Kenneth R. Bain, Director of the Searle Center for Teaching Excellence Northwestern University

What do the best teachers do to captivate and motivate students, to help them reach unusually high levels of accomplishment? For the past dozen years, Ken Bain and his colleagues have looked at the practices of such teachers in colleges, universities, and medical schools. Most of these highly successful teachers teach with attitudes and practices that reflect the insights of the literature on human learning and motivation.

This highly interactive workshop will give participants an opportunity to explore those insights systematically and to consider their implications for the ways they structure and conduct their courses. Participants should emerge with an increased understanding of human learning and motivation, an awareness of the practices of teachers who have had great success in fostering advanced reasoning abilities in their students, and a greater ability to incorporate relevant ideas into their own practices.

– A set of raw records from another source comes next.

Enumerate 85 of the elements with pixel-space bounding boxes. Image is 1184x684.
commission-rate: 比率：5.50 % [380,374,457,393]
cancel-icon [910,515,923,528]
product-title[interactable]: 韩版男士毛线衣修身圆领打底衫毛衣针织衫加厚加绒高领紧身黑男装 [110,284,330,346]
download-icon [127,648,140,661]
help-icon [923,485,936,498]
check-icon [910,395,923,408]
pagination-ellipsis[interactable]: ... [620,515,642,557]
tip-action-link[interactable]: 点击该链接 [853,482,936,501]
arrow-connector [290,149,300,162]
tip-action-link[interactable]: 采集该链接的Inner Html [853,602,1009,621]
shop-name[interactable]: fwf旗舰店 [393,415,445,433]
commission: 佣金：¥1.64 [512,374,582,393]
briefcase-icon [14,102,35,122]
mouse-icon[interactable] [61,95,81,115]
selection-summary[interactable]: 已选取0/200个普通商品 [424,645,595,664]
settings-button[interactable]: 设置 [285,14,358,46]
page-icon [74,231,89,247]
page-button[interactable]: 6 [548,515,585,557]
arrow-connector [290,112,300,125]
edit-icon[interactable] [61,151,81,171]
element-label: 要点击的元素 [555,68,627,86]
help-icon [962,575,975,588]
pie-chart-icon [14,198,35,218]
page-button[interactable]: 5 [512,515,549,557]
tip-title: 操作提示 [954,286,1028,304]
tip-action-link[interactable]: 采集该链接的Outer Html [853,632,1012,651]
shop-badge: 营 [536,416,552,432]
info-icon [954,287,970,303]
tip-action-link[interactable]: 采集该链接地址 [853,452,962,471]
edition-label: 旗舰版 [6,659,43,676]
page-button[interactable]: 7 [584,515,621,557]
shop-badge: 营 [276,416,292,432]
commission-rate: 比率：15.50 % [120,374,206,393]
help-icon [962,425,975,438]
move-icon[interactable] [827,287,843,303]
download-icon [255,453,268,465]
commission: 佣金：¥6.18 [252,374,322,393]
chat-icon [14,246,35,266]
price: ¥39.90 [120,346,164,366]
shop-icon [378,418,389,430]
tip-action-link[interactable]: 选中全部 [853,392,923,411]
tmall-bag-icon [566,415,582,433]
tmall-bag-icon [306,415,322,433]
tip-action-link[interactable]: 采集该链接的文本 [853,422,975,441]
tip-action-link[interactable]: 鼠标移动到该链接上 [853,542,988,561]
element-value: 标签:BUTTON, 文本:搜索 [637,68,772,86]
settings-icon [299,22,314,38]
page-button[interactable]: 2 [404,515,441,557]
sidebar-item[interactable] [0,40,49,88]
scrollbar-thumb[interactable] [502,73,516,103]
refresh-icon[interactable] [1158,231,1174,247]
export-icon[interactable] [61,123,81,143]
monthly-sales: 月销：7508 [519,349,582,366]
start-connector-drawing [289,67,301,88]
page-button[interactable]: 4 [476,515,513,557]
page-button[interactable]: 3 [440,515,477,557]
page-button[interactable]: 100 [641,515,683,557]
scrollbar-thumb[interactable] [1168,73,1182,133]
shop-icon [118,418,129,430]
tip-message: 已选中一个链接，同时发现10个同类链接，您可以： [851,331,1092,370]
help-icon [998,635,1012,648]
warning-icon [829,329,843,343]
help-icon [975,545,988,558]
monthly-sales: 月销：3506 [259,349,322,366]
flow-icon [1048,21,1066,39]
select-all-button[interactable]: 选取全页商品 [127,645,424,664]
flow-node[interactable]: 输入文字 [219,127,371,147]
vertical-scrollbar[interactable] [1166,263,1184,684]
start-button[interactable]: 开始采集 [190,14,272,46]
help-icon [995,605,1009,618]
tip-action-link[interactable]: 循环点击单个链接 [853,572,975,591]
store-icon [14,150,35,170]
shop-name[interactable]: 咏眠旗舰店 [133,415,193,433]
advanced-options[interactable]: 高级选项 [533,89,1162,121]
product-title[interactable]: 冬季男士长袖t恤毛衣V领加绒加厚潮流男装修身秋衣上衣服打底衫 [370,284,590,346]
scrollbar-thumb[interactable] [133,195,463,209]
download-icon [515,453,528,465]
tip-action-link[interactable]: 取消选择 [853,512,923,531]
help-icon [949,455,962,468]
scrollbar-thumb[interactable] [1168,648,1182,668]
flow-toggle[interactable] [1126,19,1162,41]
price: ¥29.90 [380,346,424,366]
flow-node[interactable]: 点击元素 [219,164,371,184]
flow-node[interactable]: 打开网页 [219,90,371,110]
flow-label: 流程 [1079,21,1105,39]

Ken Bain concentrates his research and writing on the development of U.S. foreign policy in the Middle East. The author of a 1985 guide to the teaching of history, he is currently completing his third book on U. S. foreign policy in the Middle East, The Last Journey Home: Franklin Roosevelt and the Middle East, and writing about his 12-year study of outstanding college and university teachers. He has won four major teaching awards.

Here are sample comments from past participants in the workshop with Mr. Bain:

"A highly provocative examination of what it means to learn and how we can best help our students learn."

"As they said in the workshop, anyone who expects just a bag of tricks will be disappointed, but anyone who is willing to think deeply about teaching and learning issues will find this workshop extremely useful. I highly recommend it."